Corbyn: Labour Will Give Power Back To Renters
Labour’s next manifesto will include a pledge to reduce eviction powers for landlords and tip housing rules back in favour of renters, Jeremy Corbyn has announced.
In an interview with The Independent, the Labour leader said at the next election his party would overhaul housing legislation by scrapping laws which allow landlords to kick out tenants under so-called “no fault” evictions.
It is claimed that the contentious practice – allowing landlords to evict renters on a whim and without reason – has contributed to the alarming rise in homelessness since the creation of the coalition government in 2010.
The Labour leader believes the current rules can lead to the break up of communities, children having to move schools or travel long distances to stay at the same school, and causes insecurity and anxiety for tenants across England.
Asked whether abolishing the “no fault” evictions would be part of the next Labour manifesto, he replied: “Absolutely. Absolutely. I am very committed to housing and dealing with homelessness. I think it’s a moral litmus test for the country: do we just put up with so many rough sleepers or do we do something about it.“
Earlier this year Scotland abolished the “no fault” eviction process by scrapping fixed term tenancies for private renters and giving tenants indefinite tenure. Housing campaigners, at the time, hailed the move as a “new dawn for renters”.
Figures compiled by Mr Corbyn’s party through data provided by the Department for Communities and Local Government (DCLG) claim the number of households accepted by local authorities as homeless because they have come to the end of their assured shorthand tenancy has quadrupled from 4,580 from 2009-10 to 18,270 in 2016-16 – or a 299 per cent increase.
And recent research by Cambridge Centre for Housing and Planning Research for the Joseph Rowntree Foundation claimed that more than 40,000 tenants in England were evicted in 2015 – the highest level ever recorded. The study added that high numbers of “no fault” evictions had driven up the number of renters being forced to move home and that more than 80 per cent of the extra evictions recorded were a result of the Section 21 notice, which gives tenants two months to vacate their property.
“What we would do is bring in a more regulated private rented system with particular emphasis on longer tenancies,” he told The Independent. “It’s a power relationship that is not remotely fair. Every other country in Europe has some degree of private sector regulation – most cities in the United States do with the odd one out and this was abolished, basically, by the Thatcher government.”
Mr Corbyn added: “As you know I’ve spent a lot of my life very concerned about housing and remain so. At the moment we have a largely deregulated private rented sector in Britain and people can be evicted or have their tenancy terminated at the end of six months for no reason whatsoever.
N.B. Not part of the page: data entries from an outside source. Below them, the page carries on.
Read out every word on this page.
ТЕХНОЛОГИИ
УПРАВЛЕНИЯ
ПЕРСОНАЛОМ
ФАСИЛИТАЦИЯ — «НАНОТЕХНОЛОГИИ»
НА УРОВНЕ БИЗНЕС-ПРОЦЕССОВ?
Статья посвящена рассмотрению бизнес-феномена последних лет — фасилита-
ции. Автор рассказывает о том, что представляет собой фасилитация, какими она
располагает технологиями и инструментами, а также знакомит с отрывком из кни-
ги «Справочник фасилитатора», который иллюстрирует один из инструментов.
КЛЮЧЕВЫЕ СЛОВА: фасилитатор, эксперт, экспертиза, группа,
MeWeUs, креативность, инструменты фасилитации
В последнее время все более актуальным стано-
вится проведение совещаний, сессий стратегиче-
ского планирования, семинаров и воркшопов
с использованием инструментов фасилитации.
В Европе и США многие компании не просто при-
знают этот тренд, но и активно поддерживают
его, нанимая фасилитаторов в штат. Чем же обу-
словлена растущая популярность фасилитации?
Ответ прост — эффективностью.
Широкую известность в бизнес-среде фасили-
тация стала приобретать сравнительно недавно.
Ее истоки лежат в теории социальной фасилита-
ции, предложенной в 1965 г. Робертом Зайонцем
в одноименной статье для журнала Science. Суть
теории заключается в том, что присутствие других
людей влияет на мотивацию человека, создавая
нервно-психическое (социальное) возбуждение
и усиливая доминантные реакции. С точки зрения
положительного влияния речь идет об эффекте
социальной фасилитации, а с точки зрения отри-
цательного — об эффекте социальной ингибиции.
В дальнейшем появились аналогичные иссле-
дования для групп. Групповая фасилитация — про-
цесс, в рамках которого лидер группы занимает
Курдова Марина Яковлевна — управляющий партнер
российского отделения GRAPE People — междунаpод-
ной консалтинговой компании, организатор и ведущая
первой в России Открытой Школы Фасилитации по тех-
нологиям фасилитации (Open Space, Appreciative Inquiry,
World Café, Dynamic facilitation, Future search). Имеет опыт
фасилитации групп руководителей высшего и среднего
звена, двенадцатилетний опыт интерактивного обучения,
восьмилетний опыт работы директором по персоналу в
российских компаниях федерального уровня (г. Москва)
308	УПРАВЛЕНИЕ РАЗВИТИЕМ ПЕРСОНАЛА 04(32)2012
“The stress levels on people concerned is incredible. I get it all the time from constituents because a third of my constituents are private renters. I am very determined to bring some order and stability to their lives by longer tenancies and eviction that can only be there for good reason rather than just what can be retaliatory eviction.”
Rights for tenants to remain in a property were reduced by Margaret Thatcher’s government in the 1988 Housing Act, which included Section 21, and tipped the power relationship in favour of the landlord. Until this point tenants could remain in their homes as long as they had done nothing wrong, with extra protection for families.
Responding to the Labour leader’s comments, Polly Neate, the CEO of Shelter, said it is a “national scandal” that there are now more than 300,000 homeless people in the UK.
She continued: “A devastating mix of stagnating wages, soaring rent and cuts to welfare – including a freeze on housing benefit – are thrusting many ordinary people into arrears and eviction. Others are forced to leave even when they have done nothing wrong, such as when their landlord wants to put the rent up.
“Every day, our expert advisers hear harrowing stories of people under intense pressure from these notices. They leave families desperate, with just two months to pack up and find somewhere new to live – which can cause extreme anxiety, especially for children and vulnerable groups like those with disabilities or mental health issues.
“We know losing a tenancy is now the number one cause of homelessness so attempts by any political party to increase renters’ rights and reduce no fault evictions, so that people can keep a roof over their heads, should be warmly welcomed.”